Post Hurricane-Isabel Post: So, now the presidential election begins. Wesley Clark has become the 10th Democrat to announce his candidacy for president (or at the very least, announce that he's going to announce, as some known candidates tend to officially announce after months of campaigning).

Everybody is cooing over Clark's four stars, predicting that his military experience will make up for his soft-on-war policies. I don't see how being a former general would give anyone an advantage as president. It's widely known that Bush greatly admires the generals on staff and defers to their judgement on executing military affairs. He just lets them know which direction he wants to take the fight.

I don't think electing another ego to butt heads with the other generals would accomplish anything. Plus, Clark is lacking experience on all those domestic political issues. He's used to giving out orders instead of working within a governmental framework.

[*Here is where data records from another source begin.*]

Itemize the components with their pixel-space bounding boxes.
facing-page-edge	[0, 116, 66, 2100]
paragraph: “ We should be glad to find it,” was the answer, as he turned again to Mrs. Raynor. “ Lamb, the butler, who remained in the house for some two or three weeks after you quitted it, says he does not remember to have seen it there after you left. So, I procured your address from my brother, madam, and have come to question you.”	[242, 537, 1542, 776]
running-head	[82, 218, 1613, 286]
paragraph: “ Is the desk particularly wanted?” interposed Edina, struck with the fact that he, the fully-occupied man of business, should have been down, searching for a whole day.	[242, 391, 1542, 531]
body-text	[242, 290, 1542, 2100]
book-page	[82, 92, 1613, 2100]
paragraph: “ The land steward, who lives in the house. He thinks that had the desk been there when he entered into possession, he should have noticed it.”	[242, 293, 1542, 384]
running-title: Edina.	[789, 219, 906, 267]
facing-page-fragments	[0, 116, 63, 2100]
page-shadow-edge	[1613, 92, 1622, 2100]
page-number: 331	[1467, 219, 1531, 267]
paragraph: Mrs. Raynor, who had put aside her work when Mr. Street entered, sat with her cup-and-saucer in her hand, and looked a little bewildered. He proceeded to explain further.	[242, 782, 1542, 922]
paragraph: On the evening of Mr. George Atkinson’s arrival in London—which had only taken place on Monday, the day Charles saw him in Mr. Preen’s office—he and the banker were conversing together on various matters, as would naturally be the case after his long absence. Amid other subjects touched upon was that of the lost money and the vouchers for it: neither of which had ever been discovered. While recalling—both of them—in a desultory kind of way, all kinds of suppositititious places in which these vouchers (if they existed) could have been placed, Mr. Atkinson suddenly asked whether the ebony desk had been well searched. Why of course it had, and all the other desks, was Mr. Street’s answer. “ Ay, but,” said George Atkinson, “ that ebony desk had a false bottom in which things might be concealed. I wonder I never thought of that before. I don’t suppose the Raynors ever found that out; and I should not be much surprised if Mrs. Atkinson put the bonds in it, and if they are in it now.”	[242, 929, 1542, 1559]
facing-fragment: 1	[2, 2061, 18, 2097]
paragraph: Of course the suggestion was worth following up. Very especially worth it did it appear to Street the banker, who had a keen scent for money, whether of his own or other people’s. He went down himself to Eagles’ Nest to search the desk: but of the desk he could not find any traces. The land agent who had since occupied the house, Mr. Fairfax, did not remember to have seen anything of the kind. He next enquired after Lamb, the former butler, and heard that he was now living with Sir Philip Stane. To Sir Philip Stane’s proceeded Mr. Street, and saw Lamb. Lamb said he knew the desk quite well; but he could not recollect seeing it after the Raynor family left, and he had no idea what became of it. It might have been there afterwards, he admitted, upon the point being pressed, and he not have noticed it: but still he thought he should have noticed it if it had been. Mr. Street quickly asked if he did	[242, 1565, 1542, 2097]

Slate has been running this story about how all the generals who were elected president, from Washington to Eisenhower, ran on a pacifist platform. My one rebuttal is that none of those guys were elected during a war.

So the question is whether Americans are really going to treat this war on terrorism like a real war. During World War II, the war effort was ubiquitous -- most of the young men were fighting overseas, women were working in factories that were converted to military plants, and everybody was rationing everything from gasoline to chocolate for the boys.

This war, except for the pretty terror alert colors that change more often than traffic lights, really hasn't been felt widespread since 9/11. So I'm afraid people will become complacent and will settle for someone who doesn't want to fight this war.

But that doesn't automatically translate into votes for General Clark. Since he has come into the picture late, he's getting a rushed treatment. Apparently his honeymoon with the press is already over. He's being accused of flip-flopping on the war in Iraq and of fibbing during his criticism about the White House. But he also appears to have jumped ahead of Howard Dean in the polls. However, no Democrat has a clear advantage, so it will still be a long and dirty campaign.